Models today are trained on one set of data – called the seed data – and then the model is applied to the rest of the data. This seed data needs to be high-quality, meaning that it’s recent, covers a long enough time span to establish a pattern and is representative of the right audience you’re trying to reach.
For example: If you’re selling pet food, you are better off with seed data that tells you whether someone owns a pet or previously bought pet food versus data that tells you he or she watched a YouTube video about pets. It’s also important to understand what data is being used for the modeled data set: How many variables are the same as the seed data?
The second aspect is the model. Most models are pretty good for creating a lookalike model. But many models only look at or model one behavior at a time. This is the common approach, but then many models tend to look alike.
Instead, models should be built on the foundation of an entire category or group of brands, so that they can find the nuances between the brands and discern the distinctions between different audience segments.
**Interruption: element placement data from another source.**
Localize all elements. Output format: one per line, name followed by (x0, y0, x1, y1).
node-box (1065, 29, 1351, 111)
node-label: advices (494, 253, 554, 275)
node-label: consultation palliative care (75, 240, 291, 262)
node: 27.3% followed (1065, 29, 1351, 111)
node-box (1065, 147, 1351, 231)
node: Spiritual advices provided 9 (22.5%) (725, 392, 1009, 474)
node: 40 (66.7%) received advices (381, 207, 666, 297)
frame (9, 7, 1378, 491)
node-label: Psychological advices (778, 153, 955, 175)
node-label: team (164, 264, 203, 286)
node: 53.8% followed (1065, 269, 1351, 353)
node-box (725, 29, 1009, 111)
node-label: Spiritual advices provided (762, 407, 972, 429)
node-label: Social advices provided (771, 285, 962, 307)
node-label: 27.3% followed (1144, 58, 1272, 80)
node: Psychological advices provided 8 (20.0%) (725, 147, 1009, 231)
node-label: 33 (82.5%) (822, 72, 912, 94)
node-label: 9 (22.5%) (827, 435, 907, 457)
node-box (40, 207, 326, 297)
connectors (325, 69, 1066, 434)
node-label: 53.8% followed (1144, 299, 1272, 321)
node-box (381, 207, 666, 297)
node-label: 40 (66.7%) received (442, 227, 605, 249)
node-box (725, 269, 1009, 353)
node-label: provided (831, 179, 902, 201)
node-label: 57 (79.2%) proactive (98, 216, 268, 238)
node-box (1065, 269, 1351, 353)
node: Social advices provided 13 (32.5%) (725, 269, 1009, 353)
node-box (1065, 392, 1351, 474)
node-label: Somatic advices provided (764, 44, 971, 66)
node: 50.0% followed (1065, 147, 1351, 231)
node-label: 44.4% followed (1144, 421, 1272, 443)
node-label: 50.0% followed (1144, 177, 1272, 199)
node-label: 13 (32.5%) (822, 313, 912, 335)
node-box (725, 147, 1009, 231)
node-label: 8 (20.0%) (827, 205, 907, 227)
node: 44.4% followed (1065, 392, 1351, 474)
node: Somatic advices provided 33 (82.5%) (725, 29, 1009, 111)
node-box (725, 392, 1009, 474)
It’s also critical that a model can select the right variables to use. Most models can do this, thanks to advancements in machine learning.
So, to get back to the original question: Are audience segments mostly real or mostly modeled? And does it matter?
The answer: Most of the data sets used for advertising are modeled to some degree, probably close to 100% of them. But can you still have high-quality segments that have been modeled? Absolutely.
There's a lot than can go wrong with a data model if the underlying data, analysis and decisioning aren't of good quality. But, at the end of the day, everybody models.